Fish are attracted to spinners due to their size, color, flash, and vibration. And although any one of these ingredients will catch fish, when combined into one parcel (a well designed spinner), they are more than a little effective for every type of fish that swims. While the above factors all play a role in attracting hungry fish, spinner vibration is often credited as a key factor in spinner appeal. And although some blade styles produce more noise than others, all spinners generate underwater noise created due to the blade spinning through the water.
Without a doubt, the most popular way to fish a spinner is to employ the cast-and-retrieve method. It’s so easy, just tie a spinner on the end of your line, cast into a nearby body of water and reel/retrieve your spinner back to you.
In lakes, most anglers searching for fish, cast-and-retrieve spinners while working their way along the shoreline or from a drifting boat. What I’ve observed is fish are likely to be found cruising near the surface when water temperatures are cool, early in the morning, on overcast days, or during evening time periods.

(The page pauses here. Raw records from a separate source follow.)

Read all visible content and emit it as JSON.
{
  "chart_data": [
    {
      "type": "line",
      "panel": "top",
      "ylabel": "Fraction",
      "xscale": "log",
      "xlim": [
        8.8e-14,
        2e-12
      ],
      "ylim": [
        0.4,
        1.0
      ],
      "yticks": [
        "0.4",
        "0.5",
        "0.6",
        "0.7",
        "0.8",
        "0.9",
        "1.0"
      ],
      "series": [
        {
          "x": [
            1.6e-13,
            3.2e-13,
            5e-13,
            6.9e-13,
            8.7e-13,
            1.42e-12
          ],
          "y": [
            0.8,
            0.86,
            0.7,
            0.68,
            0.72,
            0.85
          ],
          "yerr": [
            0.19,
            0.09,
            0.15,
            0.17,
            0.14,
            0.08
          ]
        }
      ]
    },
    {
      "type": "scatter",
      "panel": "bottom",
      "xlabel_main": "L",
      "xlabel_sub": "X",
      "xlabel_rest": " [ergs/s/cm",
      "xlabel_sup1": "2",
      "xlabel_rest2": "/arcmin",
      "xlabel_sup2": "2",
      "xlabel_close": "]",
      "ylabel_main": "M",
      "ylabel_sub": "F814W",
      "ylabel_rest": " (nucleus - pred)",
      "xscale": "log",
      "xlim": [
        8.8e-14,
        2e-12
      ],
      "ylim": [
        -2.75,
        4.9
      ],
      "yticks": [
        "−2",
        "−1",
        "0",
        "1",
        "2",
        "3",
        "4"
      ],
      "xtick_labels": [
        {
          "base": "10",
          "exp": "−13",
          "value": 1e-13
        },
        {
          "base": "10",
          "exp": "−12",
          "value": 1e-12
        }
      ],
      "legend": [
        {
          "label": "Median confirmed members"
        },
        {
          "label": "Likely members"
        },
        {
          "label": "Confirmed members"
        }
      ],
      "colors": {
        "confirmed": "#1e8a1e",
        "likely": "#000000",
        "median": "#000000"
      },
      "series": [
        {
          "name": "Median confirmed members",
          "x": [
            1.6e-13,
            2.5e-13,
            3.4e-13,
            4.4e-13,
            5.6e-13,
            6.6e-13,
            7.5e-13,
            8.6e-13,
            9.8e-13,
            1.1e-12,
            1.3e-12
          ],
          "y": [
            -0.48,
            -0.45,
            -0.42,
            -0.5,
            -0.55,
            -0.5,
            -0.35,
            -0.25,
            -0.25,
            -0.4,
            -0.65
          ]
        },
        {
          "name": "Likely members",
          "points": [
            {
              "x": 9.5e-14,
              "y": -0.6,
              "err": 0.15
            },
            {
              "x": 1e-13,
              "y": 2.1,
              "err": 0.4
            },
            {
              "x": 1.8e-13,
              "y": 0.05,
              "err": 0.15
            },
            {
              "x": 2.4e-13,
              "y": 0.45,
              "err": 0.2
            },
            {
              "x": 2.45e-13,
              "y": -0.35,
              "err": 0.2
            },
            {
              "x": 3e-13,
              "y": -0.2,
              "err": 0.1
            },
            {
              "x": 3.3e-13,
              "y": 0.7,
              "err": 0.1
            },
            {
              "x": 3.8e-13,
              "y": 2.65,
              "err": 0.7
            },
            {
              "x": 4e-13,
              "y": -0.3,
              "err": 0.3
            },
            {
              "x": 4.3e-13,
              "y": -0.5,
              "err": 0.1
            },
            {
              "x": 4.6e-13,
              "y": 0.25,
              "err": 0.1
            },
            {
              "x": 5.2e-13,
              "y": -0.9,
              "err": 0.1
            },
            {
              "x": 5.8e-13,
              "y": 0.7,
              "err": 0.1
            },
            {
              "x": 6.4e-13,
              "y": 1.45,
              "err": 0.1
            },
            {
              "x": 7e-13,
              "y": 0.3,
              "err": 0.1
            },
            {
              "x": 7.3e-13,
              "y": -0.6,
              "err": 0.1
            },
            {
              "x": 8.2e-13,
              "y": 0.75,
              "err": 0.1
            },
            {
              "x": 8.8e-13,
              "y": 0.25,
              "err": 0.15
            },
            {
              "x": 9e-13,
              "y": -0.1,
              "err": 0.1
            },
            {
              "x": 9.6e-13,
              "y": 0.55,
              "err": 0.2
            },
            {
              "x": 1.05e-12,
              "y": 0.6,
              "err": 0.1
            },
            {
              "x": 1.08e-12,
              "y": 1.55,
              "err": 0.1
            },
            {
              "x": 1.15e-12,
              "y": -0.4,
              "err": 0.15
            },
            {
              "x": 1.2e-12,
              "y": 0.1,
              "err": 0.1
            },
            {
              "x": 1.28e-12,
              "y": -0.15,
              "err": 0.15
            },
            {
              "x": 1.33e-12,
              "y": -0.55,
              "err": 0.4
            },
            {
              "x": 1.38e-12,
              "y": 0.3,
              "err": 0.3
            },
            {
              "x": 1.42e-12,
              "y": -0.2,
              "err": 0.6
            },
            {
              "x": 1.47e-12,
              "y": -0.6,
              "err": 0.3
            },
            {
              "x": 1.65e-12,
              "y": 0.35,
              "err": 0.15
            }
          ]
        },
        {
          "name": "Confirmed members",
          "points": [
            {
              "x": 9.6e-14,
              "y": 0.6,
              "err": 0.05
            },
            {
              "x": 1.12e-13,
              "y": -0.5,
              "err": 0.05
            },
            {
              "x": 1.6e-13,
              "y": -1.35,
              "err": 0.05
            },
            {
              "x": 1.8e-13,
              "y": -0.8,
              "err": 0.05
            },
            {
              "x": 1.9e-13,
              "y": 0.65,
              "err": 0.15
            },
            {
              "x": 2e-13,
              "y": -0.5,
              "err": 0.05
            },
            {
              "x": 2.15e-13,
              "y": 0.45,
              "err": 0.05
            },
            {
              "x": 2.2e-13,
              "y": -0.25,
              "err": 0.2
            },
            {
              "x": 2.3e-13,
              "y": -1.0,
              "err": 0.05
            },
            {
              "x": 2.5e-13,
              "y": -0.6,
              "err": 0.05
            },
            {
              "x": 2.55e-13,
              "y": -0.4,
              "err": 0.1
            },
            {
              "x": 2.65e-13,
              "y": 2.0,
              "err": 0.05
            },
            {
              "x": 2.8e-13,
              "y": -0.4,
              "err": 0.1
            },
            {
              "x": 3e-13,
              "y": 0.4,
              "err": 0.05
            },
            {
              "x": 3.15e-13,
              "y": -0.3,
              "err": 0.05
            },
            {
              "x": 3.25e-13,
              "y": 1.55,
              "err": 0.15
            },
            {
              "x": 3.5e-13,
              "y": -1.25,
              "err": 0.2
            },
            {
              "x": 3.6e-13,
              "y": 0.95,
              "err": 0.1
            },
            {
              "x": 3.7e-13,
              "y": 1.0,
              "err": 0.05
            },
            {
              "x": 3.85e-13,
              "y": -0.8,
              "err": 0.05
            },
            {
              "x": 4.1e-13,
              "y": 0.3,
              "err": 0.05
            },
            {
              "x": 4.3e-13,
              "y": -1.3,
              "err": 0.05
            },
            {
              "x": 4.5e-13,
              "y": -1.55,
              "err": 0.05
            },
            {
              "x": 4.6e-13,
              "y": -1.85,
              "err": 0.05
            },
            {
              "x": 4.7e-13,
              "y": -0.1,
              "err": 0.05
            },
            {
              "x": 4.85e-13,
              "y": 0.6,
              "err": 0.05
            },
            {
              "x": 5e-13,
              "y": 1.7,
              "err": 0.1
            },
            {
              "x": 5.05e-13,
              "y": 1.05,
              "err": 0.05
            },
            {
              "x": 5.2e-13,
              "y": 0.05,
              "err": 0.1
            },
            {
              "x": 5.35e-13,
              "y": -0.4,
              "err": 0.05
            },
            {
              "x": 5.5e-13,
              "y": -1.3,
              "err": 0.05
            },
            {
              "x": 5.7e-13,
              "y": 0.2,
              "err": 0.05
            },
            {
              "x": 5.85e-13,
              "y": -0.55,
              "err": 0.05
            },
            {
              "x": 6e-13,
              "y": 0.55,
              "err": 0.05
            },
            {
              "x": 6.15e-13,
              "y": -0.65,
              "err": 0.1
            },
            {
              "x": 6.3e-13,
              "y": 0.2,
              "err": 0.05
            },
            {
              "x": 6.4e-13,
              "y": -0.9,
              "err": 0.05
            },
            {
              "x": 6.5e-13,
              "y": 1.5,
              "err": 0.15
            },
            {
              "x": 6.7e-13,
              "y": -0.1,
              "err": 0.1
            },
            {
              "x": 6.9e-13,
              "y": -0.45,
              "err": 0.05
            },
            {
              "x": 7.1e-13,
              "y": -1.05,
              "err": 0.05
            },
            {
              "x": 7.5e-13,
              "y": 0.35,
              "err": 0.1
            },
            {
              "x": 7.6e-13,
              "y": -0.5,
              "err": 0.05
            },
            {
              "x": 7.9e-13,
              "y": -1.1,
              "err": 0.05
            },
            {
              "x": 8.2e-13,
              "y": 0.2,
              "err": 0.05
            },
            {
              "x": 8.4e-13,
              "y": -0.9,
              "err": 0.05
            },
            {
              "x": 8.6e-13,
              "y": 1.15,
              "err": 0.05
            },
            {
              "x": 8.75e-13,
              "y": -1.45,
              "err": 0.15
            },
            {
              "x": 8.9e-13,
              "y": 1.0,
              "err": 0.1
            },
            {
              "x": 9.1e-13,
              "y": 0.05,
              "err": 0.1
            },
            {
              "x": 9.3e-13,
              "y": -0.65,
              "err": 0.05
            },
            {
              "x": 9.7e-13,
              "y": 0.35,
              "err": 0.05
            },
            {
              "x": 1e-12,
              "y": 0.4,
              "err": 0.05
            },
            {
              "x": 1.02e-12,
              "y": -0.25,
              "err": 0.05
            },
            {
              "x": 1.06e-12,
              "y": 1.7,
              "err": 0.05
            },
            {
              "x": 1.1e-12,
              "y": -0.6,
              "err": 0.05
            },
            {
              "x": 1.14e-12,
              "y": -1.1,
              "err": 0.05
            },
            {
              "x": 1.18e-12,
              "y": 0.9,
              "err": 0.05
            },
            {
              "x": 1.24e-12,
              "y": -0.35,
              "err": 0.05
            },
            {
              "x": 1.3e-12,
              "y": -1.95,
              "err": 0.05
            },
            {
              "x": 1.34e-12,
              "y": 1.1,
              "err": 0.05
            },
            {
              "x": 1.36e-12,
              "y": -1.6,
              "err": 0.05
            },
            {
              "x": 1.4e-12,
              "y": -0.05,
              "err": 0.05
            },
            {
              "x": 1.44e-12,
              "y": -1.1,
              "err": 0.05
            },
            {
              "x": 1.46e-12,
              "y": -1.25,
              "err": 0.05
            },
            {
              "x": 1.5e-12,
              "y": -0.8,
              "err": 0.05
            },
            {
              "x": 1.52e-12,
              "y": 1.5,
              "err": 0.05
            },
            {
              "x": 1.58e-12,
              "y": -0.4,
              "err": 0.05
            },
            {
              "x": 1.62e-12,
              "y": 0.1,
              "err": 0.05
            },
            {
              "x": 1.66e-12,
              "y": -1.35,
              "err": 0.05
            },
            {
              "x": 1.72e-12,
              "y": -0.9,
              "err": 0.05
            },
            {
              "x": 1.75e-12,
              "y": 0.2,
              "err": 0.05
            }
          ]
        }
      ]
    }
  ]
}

Fish are more likely to be found near bottom (or at some level above it) during the middle of the day when the sun is bright or at times when the water temperature is warm.
To determine the depth your spinner should be running, and be able to return to it, may require you to practice what’s known as the “count-down” method. In preparation for learning the “count-down” technique, realize that most weighted spinners will sink at a rate of one foot per second. Here’s how: cast out, and allow your spinner to fall freely to the bottom, counting one-one thousand, two-one thousand, etc. until it hits bottom signified by your line going slack. Now that you know the bottom depth based on counting you can begin your retrieve after the next cast at varying depths above bottom, which will help you avoid hang ups. Using this simple procedure will allow you to search for fish at different depths and reliably return to the fish-producing level on subsequent casts.
In addition, working your lure near bottom may require you to step up to a larger/heavier spinner size; for example, a light to medium weight spinner (perhaps a 1/16 to 1/8 ounce Rooster Tail) will likely perform best when fish are near the surface, say in the top ten feet of water, but you may need to step up to a larger/heavier size (1/6 to 1/4 oz) to get down when fish are lurking deep in the water column.
Keep in mind that spinners are the most effective when retrieved slowly, just fast enough to keep the blade turning. Strikes are usually definite, but some fish will just stop the spinning blade, so when in doubt, set the hook.